UMD responds to long-term budget balancing proposal

Leaders at the University of Minnesota-Duluth are planning to reduce its $4.3M deficit.

Annalise Gall

As it struggles with budget deficits, the University of Minnesota-Duluth is facing possible faculty lay-offs in the coming years.
Due to declining enrollment, Duluth has proposed measures to eliminate its budget deficit in coming years, including consolidating colleges within the school.
“Clearly, the campus needs to address the ongoing budget deficit. It is not sustainable for us to continue operating in a deficit model,” said Lynne Williams, director of UMD’s marketing and public relations.
Duluth Chancellor Lendley Black unveiled a proposal last month to reduce the school’s $4.3 million deficit with minimal impact on students and faculty. 
The six-part plan includes restructuring academic programs and administration, which will bring cuts to faculty and staff positions. 
Joel Youngblom, chair of staff council, said this proposal is the last piece of a long plan whose first changes were “relatively easy” to make. However, he said, deciding what to cut next has become progressively challenging.
“Many of the administrative units have already taken massive cuts, and now it is getting down to the really difficult decisions,” he said. 
The biggest source of proposed cuts would pare the current five college model down to three.

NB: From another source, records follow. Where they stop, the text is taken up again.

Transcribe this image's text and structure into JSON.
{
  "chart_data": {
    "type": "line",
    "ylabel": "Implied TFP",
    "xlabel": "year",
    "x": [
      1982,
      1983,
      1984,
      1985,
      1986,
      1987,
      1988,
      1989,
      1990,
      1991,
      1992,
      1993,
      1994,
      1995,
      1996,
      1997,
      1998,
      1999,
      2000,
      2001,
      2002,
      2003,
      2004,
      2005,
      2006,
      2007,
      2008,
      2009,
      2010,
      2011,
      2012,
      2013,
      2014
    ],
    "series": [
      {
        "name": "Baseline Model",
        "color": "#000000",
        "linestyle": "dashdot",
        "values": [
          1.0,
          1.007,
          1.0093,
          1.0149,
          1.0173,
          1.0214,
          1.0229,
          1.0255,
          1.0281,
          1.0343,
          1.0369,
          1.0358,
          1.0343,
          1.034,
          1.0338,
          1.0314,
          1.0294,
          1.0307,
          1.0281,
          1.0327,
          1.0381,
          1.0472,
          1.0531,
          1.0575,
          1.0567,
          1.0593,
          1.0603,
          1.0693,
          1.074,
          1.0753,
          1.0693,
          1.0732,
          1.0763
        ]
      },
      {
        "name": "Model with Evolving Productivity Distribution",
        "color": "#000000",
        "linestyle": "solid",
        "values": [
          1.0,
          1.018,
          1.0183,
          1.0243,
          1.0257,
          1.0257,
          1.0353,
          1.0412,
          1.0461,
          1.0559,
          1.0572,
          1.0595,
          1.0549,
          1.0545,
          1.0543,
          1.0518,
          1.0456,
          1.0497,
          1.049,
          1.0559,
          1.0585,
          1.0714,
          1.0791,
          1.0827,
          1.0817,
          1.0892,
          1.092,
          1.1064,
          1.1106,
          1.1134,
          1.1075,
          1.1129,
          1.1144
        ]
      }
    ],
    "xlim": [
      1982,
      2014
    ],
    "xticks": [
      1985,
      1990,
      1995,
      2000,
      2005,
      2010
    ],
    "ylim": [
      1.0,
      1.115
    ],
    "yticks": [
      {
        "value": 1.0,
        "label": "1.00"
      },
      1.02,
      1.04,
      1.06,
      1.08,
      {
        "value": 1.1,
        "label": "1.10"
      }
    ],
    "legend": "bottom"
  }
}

The school will prioritize programs based on enrollment and interdisciplinary support, among others. 
While Youngblom couldn’t say which colleges would be consolidated, he voiced concerns about the impact of these cuts beyond academic life.
“That will also be apparent in staff positions in many of the other functional areas such as human resources, finance, advising and information technology,” Youngblom said. 
Beyond the proposed cuts, there is also fear that faculty will choose to leave due to uncertainty over their position, said President of Faculty Council and Physics Professor Marc Seigar. 
“Usually when we lose faculty it is the best faculty,” he said, “because they are the ones that find it easiest to get a job elsewhere.”
Seigar said the University has an obligation to place faculty in a new department if their program is cut, but their new position could be located within any one of the five University of Minnesota campuses.
Additionally, there is a chance that professors with semester contracts won’t be able to renew agreements if their department is eliminated, Seigar said.
Despite concerns, Williams said she remains positive about the school’s future.
“This is a painful process. Change is always difficult, but I also think that by including the campus community in this solution, they are part of this … I take that as a sign that we’ve got people who really are committed to UMD and to our students,” she said.
Ben Farniok contributed to this report.